Encana Corp. plans to continue to keep its eye on the “highest-return plays” in North America, which for the near term means more liquids and oil development and no natural gas drilling, CEO Randy Eresman said Wednesday.

Eresman spoke with analysts during a conference call to discuss the company’s quarterly operations performance. Some of Encana’s gas wells were shuttered early this year, and there are no plans to bring the output back online until prices signal otherwise, he said.

“If the environment were to continue for prices, we’ll reduce our investments in natural gas until the market is back in balance,” said the CEO. The company’s management team has been “encouraged by the recent increase in gas prices but they would need to be “more stable” before any of the company’s shut-in wells are brought back online. Shut-ins at some of the U.S. and Canadian operations were put in place early this year.

Some of Encana’s liquids properties are on the market to help defray development costs, including the Eaglebine formation in Texas, the Tuscaloosa Marine Shale and in the Mississippian Lime. However, only portions of the leaseholds would be sold so that projects “will come to commercialization at a faster pace and in a period of time when there are higher costs in the early part of the play, said Eresman. “We can move at a faster pace by reducing a small component of ownership, and we still would have lots left over for ourselves in substantial liquids drilling over time.”

Data rooms are open for the liquids plays, as well as for a package of properties in the Alberta Duvernay Shale and a 10% interest in Encana’s Cutbank Ridge partnership.

The Calgary producer’s North American natural gas production fell year/year by 15% to 2.8 Bcf/d from 3.3 Bcf/d on voluntary shut-ins, divestitures and natural declines. However, liquids output jumped 17% to 28,000 b/d from 24,000 b/d. The company had expected 2012 average liquids output would be about 28,000 b/d.

“We will continue to advance our strategic shift toward achieving a diversified portfolio of production and a more balanced stream of future cash flows by accelerating our development of oil and liquids rich natural gas plays and creating value by investing in our highest return projects,” said Eresman. “We are taking a low risk approach to increasing our production of oil and liquids as we focus on the extraction of more natural gas liquids [NGL] from existing streams using third-party facilities and accelerating the development of new plays targeting light oil.”

The growth in liquids production volumes primarily came from increased royalty interest volumes received and a successful drilling program in the Peace River Arch.
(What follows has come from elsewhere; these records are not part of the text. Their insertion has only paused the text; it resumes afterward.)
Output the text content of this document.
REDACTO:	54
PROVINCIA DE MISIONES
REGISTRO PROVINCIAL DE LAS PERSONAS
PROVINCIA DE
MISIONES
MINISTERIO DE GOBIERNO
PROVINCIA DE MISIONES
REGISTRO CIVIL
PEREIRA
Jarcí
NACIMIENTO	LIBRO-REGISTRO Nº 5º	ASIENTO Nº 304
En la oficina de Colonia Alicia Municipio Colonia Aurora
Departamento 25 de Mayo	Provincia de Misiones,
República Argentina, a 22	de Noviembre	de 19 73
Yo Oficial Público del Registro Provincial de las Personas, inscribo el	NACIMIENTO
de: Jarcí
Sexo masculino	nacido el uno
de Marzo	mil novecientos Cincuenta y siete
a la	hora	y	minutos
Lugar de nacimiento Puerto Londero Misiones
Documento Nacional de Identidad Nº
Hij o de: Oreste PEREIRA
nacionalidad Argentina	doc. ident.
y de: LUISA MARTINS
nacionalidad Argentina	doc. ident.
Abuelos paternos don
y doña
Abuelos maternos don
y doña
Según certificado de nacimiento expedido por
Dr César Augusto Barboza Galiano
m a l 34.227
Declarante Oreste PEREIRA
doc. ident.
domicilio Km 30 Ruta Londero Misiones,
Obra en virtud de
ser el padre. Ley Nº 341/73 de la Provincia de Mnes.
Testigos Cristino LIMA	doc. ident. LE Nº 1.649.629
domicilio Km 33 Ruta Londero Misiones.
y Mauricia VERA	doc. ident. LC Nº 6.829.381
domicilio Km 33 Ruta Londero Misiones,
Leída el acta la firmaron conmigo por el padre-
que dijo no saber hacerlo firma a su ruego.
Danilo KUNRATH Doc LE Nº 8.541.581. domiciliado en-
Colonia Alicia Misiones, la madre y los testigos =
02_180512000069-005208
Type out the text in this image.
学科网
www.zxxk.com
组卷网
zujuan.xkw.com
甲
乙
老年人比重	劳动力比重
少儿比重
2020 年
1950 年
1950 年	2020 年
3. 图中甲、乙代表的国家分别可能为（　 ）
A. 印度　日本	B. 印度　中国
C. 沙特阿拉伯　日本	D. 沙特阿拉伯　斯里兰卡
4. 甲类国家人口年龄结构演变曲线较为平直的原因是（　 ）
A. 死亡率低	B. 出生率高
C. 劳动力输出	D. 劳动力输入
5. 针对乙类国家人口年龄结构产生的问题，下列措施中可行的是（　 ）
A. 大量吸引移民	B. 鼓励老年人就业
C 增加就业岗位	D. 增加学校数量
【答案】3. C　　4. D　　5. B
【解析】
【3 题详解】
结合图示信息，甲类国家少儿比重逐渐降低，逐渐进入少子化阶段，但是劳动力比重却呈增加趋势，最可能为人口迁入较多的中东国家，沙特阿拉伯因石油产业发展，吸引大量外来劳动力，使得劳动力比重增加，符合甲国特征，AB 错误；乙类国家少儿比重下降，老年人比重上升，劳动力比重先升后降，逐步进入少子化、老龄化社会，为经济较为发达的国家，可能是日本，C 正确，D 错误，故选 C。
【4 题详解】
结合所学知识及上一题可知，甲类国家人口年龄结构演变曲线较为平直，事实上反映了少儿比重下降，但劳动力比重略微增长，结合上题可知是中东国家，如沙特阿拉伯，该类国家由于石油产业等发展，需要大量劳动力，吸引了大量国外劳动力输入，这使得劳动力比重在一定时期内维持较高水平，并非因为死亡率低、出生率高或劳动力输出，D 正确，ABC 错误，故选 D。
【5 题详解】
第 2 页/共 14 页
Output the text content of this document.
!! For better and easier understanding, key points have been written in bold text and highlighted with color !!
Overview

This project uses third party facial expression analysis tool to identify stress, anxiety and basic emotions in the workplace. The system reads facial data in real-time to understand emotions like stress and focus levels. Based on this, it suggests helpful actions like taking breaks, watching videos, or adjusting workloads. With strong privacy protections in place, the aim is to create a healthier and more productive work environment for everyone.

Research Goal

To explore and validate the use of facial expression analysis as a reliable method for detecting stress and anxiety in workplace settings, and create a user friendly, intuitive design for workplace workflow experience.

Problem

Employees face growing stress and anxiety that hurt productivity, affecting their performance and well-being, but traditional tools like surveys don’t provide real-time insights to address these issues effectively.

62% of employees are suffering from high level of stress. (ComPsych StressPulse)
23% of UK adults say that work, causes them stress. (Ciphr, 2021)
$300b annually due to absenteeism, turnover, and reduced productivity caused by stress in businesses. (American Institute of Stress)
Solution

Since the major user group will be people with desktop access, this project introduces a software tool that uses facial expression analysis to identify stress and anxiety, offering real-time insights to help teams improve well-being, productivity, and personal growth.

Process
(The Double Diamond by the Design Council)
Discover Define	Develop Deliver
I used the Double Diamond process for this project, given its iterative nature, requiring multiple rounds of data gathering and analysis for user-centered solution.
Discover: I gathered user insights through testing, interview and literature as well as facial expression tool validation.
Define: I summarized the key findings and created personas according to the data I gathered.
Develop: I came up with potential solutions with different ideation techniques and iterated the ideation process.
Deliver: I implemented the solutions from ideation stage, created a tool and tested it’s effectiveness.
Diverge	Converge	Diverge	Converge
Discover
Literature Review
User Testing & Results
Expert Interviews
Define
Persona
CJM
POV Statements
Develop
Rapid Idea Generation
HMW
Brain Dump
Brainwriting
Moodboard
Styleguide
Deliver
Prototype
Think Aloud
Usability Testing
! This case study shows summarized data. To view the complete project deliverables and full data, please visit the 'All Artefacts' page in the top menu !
NGL volumes would have been an additional 5,000 /d higher in 2Q2012 were it not for operational issues by the third-party owned Musreau facility, which was down over the period.

Encana has increased its 2012 guidance for total liquids production by 7% to 30,000 b/d and it plans to spend an additional $600 million in the second half of the year “to take advantage of positive initial results achieved in a number of light oil and liquids rich natural gas plays,” said the CEO. With the increased investment, projected average daily liquid production in 2013 is expected to be 60,000-70,000 bbl, about 40% of which is to be comprised of liquids.

Encana reported a net loss of $1.5 billion in 2Q2012 after recording one-time impairments on declining 12-month average gas prices. The producer earned $383 million in the year-ago period. The company recorded a $1.7 billion after-tax charge in the latest quarter on low gas prices.

Operating income, which excludes the one-time items, fell 44% to $198 million (27 cents/share) from $352 million (48 cents). Cash flow, considered a key indicator of the ability to pay for new projects, plunged 27% year/year to $794 million. Because of financial hedges in place, realized gas prices were $4.79/Mcf, versus $5.09 a year ago. Realized liquids prices were $80.32, down from $92.66 in 2Q2011.

“Given the current pricing environment, the company expects that further declines in 12-month average trailing natural gas prices will likely result in the recognition of future ceiling test impairments,” Eresman said.